Braham checked the time. “I can get anything at any time. They might have some at Naval Station Norfolk.”
“You have contacts there, too?” Tavis asked.
“I have contacts with the private companies that supply the Naval Station with their high-end gear,” Braham corrected smoothly. “Getting them delivered tonight might present a slight complication. How many do ye need?”
“Four. But if you can only secure one set, I’ll adapt.”
“Does this mean we’re postponing our departure tonight?” Clay asked, the question hanging like a physical weight in the air.
“It means we’ll be delayed a couple of hours,” Tavis said. “Let’s gather our gear to be ready to go. Then we’ll converge in the conference room down the hall and map out where that boat met its end and where, in the frigid water, we’ll need to be when it goes under.”
“For the record, you’re not going in alone,” Rick said. “You can be in the water. I’ll be on board the vessel, ready to grab Alistair before that deck pitches. We’ll go into the water together. I’ll have my wetsuit on and the rest of our gear crammed into a duffel.”
“No, that’s a fool’s gambit, far more dangerous than already being in the water,” Tavis shot back. “You could get trapped, and even with your gear, we could lose you both.”
“Those are logistical nightmares we’ll sort out when we check out the boat and the location,” Rick stated. “How many souls are we attempting to pull from the water?”

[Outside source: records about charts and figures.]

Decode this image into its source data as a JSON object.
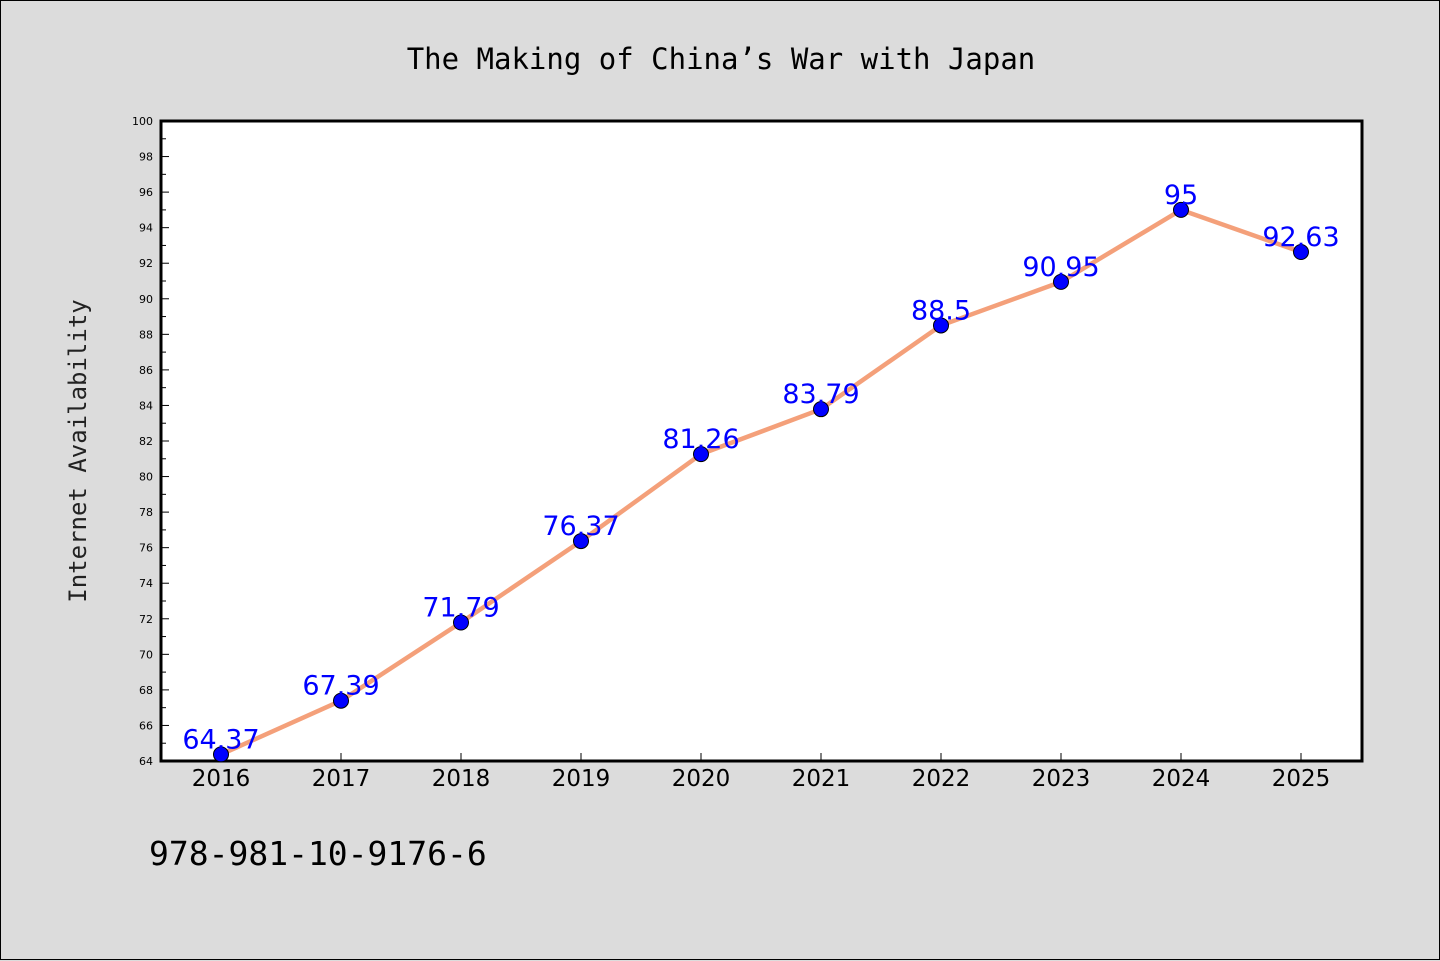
{
  "chart_data": {
    "type": "line",
    "title": "The Making of China’s War with Japan",
    "ylabel": "Internet Availability",
    "xlabel": "",
    "categories": [
      "2016",
      "2017",
      "2018",
      "2019",
      "2020",
      "2021",
      "2022",
      "2023",
      "2024",
      "2025"
    ],
    "series": [
      {
        "values": [
          64.37,
          67.39,
          71.79,
          76.37,
          81.26,
          83.79,
          88.5,
          90.95,
          95,
          92.63
        ],
        "data_labels": [
          "64.37",
          "67.39",
          "71.79",
          "76.37",
          "81.26",
          "83.79",
          "88.5",
          "90.95",
          "95",
          "92.63"
        ]
      }
    ],
    "ylim": [
      64,
      100
    ],
    "y_major_ticks": [
      "64",
      "66",
      "68",
      "70",
      "72",
      "74",
      "76",
      "78",
      "80",
      "82",
      "84",
      "86",
      "88",
      "90",
      "92",
      "94",
      "96",
      "98",
      "100"
    ],
    "grid": false,
    "legend": "none",
    "colors": {
      "line": "#f4a07a",
      "marker": "#0000ff",
      "data_label": "#0000ff",
      "background": "#dcdcdc",
      "plot_area": "#ffffff"
    }
  },
  "footer_text": "978-981-10-9176-6"
}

“There’s no manifest, just an estimate of approximately seventy-five people having been aboard,” Clay said. “It’ll be a desperate struggle, near impossible to find anybody once the boat capsizes and the wreckage scatters.”

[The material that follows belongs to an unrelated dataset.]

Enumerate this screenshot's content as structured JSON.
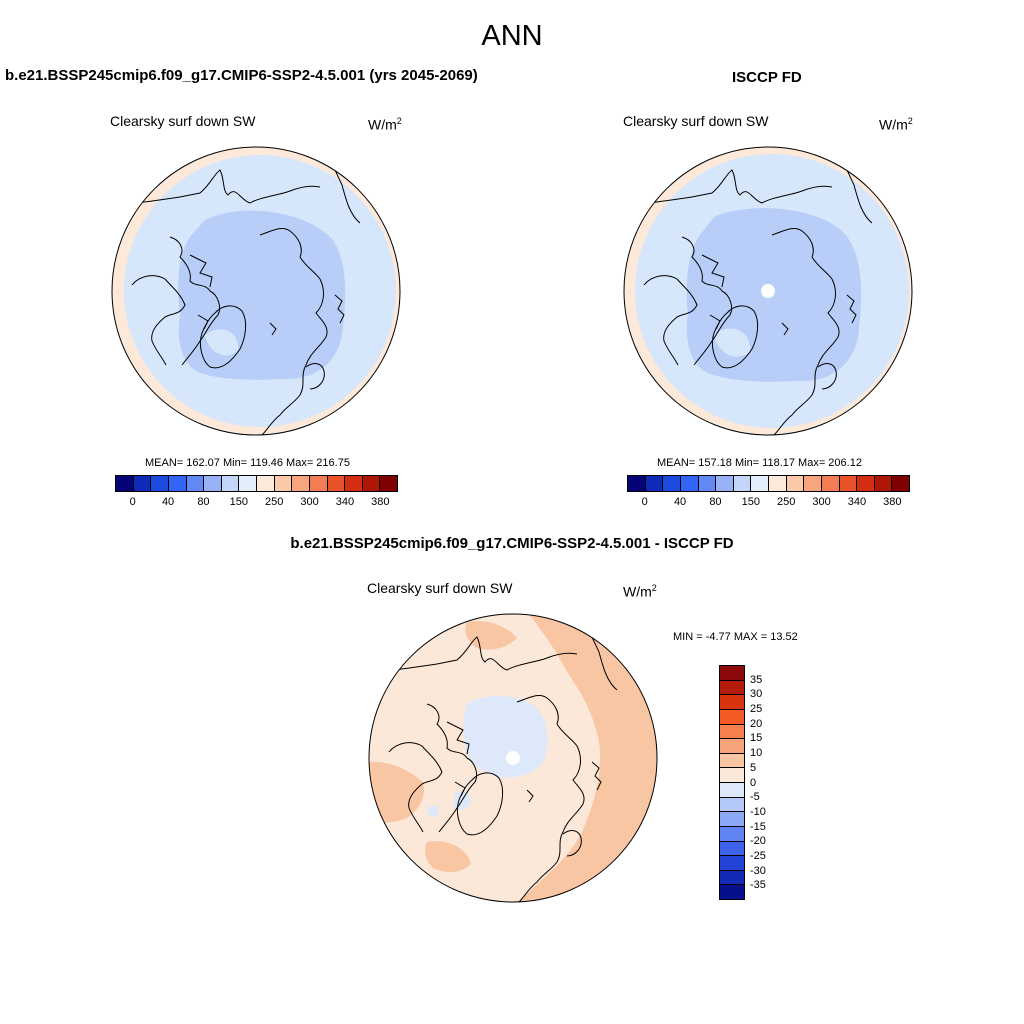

“Before we can save Alistair, we have to know for sure if he’s involved with the Illuminati,” Rick said, his expression hardening. “If he’s clean, we’ll share the plan. If he’s one of them, we seal his fate. We won’t intervene.”
“That’s cold,” Clay said, visibly recoiling.
“If he is a member of that organization, we can’t bring him back here, not even if he agrees to leave the Illuminati,” Rick said. “We could never trust him. We’ll pack up, come home, and let whatever fate awaits him happen.”
“That’s very philosophical,” Tavis said.
“I don’t want the mental and emotional exhaustion of worrying about his future. Do you?” Rick asked.
“Is this turning into another mental juggling discussion?” Tavis asked with a weary sigh escaping him.
Clay made a time-out signal with his hands, the gesture a lighthearted attempt to defuse the gathering tension. “What was the other one?”
“It was very esoteric. Does a Cajun’s belief in joie de vivre make it easier to adjust to hardships like losing a leg or testicle?”
“I grew up a happy kid, especially when I was with Archibald. If I lost either my leg or one of my balls, I wouldn’t adjust well at all.” His expression tightened, a flash of vulnerability crossing his features before it vanished.
“That’s why I said it was an esoteric discussion,” Tavis said.